Even if him leaving was the only way to save Earth, humanity, he still chose to leave. She can understand the reason why he left, but she cannot pretend it wipes away all of the hurt. 

He had still left her, his hand on her cheek with a roundabout admission of his love for her -- something that was quite obvious now, in hindsight, but that was a colossal achievement for him to _say_ it. Feeling it had been difficult for him, a long journey he'd reached the end of despite his tendency to wander off path and try to ignore it, and saying it was harder. 

Their buildup to their confession and subsequent end was far from romantic. It is only the little things that pushed them over the line and away from being just friends. It is not ideal, how they started, how it took _years_ just to get to the confession stage where they admit that there was something real between them, but she loved him anyway. She fell for him anyway. 

Marcus comes to her mind now, how she'd pushed aside Lucifer -- for all his joys, he'd left her a thousand times and she didn't want to be left standing in the dust again -- to chase after something she knew wasn't real, forcing herself to feel things she didn't really feel. She wanted to feel them, wanted to love someone who loved her, who was willing to move at her pace, who put her first, who listened and cared for her opinions, who wouldn't leave her standing alone in the dust again. 

And then -- and then his true colors had come shattering through the stained glass she'd placed over him, rose colored and too much, too fast, for the both of them even though he'd promised her otherwise.

_Stop. I can't do this._

_You're just making this too hard._

_It's not worth it._

And suddenly her kind, stable Lieutenant was just as bad as the Devil himself. Worse, maybe, because Lucifer never made promises he couldn't keep or said that she wasn't worth the effort of building a relationship with. In fact, he'd said the opposite. That _he_ was the one who wasn't worth it, that she was too good for him. Having a relationship with him was a game of tug of war between his love for her and his hate of himself. 

Because he did, somehow. 

She'd pegged him as a narcissist the day she'd met him, when he drank and played the piano after having a friend die before him. It was disbelieving that the opposite was true and her heart had dropped when he'd admitted so lightly to her in the station, like he was boasting about finally solving a puzzle he'd been aching over. 

He'd smiled brightly, like he'd just told another lewd joke themed around their current investigation, the most recent body, but he hadn't. No. He'd admitted his hatred of himself like he told her anything else. Like it wasn't a _problem_. 

It was a massive problem and it had hurt that he didn't _see_ that. 
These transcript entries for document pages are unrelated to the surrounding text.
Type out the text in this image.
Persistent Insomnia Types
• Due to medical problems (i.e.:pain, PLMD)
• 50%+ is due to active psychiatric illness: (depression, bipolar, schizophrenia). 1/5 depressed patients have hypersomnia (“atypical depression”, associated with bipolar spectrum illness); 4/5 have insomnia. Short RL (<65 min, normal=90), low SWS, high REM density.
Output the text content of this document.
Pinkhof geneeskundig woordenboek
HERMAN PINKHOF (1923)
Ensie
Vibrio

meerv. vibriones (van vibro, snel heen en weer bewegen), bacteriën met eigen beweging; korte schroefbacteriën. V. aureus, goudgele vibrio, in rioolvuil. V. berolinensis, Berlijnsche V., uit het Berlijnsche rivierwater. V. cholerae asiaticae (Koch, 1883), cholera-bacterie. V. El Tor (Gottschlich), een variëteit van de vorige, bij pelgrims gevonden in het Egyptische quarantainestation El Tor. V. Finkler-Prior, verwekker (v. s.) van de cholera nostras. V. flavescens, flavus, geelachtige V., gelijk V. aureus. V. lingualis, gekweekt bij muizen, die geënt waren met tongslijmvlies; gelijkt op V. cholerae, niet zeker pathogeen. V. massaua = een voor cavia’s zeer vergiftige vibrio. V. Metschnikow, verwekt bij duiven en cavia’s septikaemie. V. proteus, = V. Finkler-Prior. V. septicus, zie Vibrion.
Despite knowing the truth, she doesn't see how he could hate himself. Believing that he was Satan was somehow easier than believing that his confidence was just another display of his, another show, another wall he built to protect himself. He was the devil, yes, ruler of Hell and disobedience incarnate. Nothing could refute that. But he's only ever killed one human, despite the wide spread belief that he's slaughtered billions. Just one. Cain, the first murderer (her kind, stable Lieutenant was anything but, it turns out). He had killed that one human for her. 

Now she doesn't get to ask him anymore questions. She doesn't get to grill him and figure out which kinds of questions would make him squirm, which he play off, which he would be heartbreakingly honest with. All she has is her memory and the empty vial burning in her purse like it's made of acid. It might as well have been, for the hole it burns into her love. The vial, the poison. Those unpleasant memories that she won't be able to forget. 

His face when she'd said " _for a moment, I was working with him to send you back to hell_." For all his talent at playing the carefree playboy and hiding his hurt, he hadn't been able to mask that. 

She should throw away the vial, she knows, but it's a reminder of him. Proof that he was here even if it was also proof that she hurt him. There's LUX, of course, now in Maze's hands, but that hurts too much. The one time she'd tried to return, after she'd managed to drag herself away and abandon any hope that this was just a horrid nightmare, she'd burst into tears again. She'd rather face her betrayal of him than to go back to the place where he left her. She didn't try to go back again, won't. 

Later, now, she realizes the full gravity of what she did. She'd lied, led him to believe something that wasn't true, everything that he hoped for. She remembers his words when she held an axe blade to his chest. _"Yes. Don't you know that by now, Detective?"_ He looked so heartbroken, than, so devastated that she didn't know that he'd sacrifice himself for her. 

She's sure that the pain he felt from her betrayal was worse. 

It beats at her, a constant cacophony in the back of her mind that never ends. " _Liar_ ," it says, dripping venom into her skull. " _Betrayer. Deceiver_." 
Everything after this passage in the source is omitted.